Whitecliffe Sands, anxious to present to its visitors every attraction and convenience that may place it among rising seaside resorts, numbers among the latter a Tourist Bureau in the High Street where, so an inscription informs you, you may book in advance to any railway station in the British Isles. On the morning of the arrival of the registered letter, Mr. Wriford stepped in here and took for to-morrow two first-class tickets to London: a fast train at five o'clock in the afternoon, he was told.
III
The morrow brought Mr. Bickers at midday, Mrs. Bickers and Mr. Wriford and Essie at the station to meet him, Essie in his arms and hugging him with delighted cries of joy before he is well out of the train. It is a thing to make all who stand about on the platform desist from their own greetings to see her slim young figure in its pretty white dress flash forward as the train comes in, and to smile at her cry of "There he is! Oh, jus' look at his summer waistcoat he's got!" and then to see her in his arms with "Oh, Dad! Oh, if you don't look a darling in that waistcoat! Whereever did you get it, though?"
Most wonderfully animated she is, most radiantly pretty. Mr. Bickers, after affectionate greeting of his wife, and to Mr. Wriford most genial "Hullo, Arthur! All right? That's the way! Glad to see you again, Arthur," watches her adoringly where she has returned to his carriage with "I'll get your bag, Dad!" and says: "Doesn't she look a picture, our Essie! Doesn't Whitecliffe suit our Essie!"
Most wonderfully animated she is, most radiantly pretty—chattering; walking with gay little skips as she holds Dad's hand while they proceed to the lodgings; carrying them all with her a dozen times on her irresistible appeal of: "Oh, isn't that funny, though! Let's have a laugh," before the lodgings are reached.

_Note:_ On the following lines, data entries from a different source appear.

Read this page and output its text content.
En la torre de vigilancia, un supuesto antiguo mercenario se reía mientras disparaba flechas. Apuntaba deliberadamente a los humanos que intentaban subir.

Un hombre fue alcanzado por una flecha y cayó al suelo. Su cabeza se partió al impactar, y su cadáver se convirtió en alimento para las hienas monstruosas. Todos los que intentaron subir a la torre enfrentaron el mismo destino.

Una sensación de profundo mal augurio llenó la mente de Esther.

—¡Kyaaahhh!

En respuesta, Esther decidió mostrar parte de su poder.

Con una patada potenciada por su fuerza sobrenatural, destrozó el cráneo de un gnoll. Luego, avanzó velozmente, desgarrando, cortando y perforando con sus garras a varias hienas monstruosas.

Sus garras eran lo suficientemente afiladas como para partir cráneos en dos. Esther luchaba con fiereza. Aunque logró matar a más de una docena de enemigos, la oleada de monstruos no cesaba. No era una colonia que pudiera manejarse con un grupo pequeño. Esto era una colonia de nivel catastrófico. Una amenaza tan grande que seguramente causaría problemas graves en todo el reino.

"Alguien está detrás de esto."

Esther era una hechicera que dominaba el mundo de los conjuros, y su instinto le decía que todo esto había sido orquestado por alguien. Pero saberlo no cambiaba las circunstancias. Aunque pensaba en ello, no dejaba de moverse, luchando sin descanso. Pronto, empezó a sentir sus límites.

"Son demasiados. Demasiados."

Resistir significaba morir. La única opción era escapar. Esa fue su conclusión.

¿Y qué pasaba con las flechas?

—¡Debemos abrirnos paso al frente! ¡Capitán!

It is much more than Whitecliffe's breezes that make her thus, much more than joy at Dad's arrival: it is that this is To-day, the promised day—the secret come to bursting-point, and to burst out in all its wonder at any moment that Mr. Wriford may choose to relieve the almost unbearable excitement and mystery and tell her it may be told. "Feels to me like all the birthdays I ever had all rolled into one," Essie had declared to Mr. Wriford early that morning. "If you'd seen me jump out of bed when I woke up! Oh, jus' think when we tell them! Will it be when Dad arrives at the station? Well, at lunch, then?" And when Mr. Wriford smiles and shakes his head at each of these, "Well, but they think you're going to-day! Oh, if ever I knew any one love a mystery like you do!"

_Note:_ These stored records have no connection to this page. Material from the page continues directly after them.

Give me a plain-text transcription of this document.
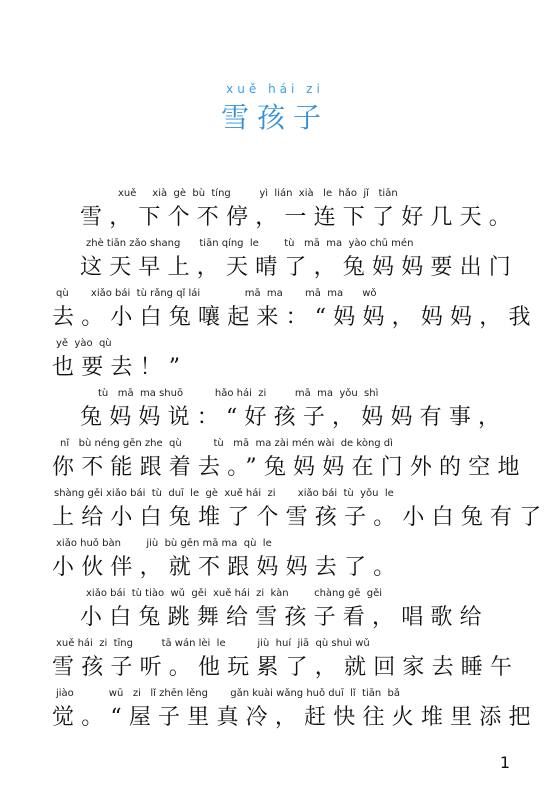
xuě hái zi
雪孩子
xuě     xià  gè  bù  tíng         yì  lián  xià   le  hǎo  jǐ   tiān
雪，下个不停，一连下了好几天。
zhè tiān zǎo shang      tiān qíng  le        tù   mā  ma  yào chū mén
这天早上，天晴了，兔妈妈要出门
qù       xiǎo bái  tù rǎng qǐ lái              mā  ma       mā  ma      wǒ
去。小白兔嚷起来：“妈妈，妈妈，我
yě  yào  qù
也要去！”
tù   mā  ma shuō          hǎo hái  zi         mā  ma  yǒu  shì
兔妈妈说：“好孩子，妈妈有事，
nǐ   bù néng gēn zhe  qù          tù   mā  ma zài mén wài  de kòng dì
你不能跟着去。”兔妈妈在门外的空地
shàng gěi xiǎo bái  tù  duī  le  gè  xuě hái  zi       xiǎo bái  tù  yǒu  le
上给小白兔堆了个雪孩子。小白兔有了
xiǎo huǒ bàn        jiù  bù gēn mā ma  qù  le
小伙伴，就不跟妈妈去了。
xiǎo bái  tù tiào  wǔ  gěi  xuě hái  zi  kàn        chàng gē  gěi
小白兔跳舞给雪孩子看，唱歌给
xuě hái  zi  tīng         tā wán lèi  le          jiù  huí  jiā  qù shuì wǔ
雪孩子听。他玩累了，就回家去睡午
jiào           wū   zi   lǐ zhēn lěng       gǎn kuài wǎng huǒ duī  lǐ  tiān  bǎ
觉。“屋子里真冷，赶快往火堆里添把
1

"I'll tell you when," says Mr. Wriford. "I'll tell you all of a sudden." For him also it is the day—the promised day—awaited thus with deliberate purpose, and he a little nervous, a little restless, something ill at ease now that its hour swiftly comes.
"You're never going to keep it till the very last minute just before they think you're going? My goodness, I couldn't bear it. I'll simply scream. I know I shall."
"Look here, Essie, I'll tell you. I'm going by the five o'clock train to London—"
Essie corrects him. "You mean that's what you'll say you are. Oh, how ever I won't scream I can't think!"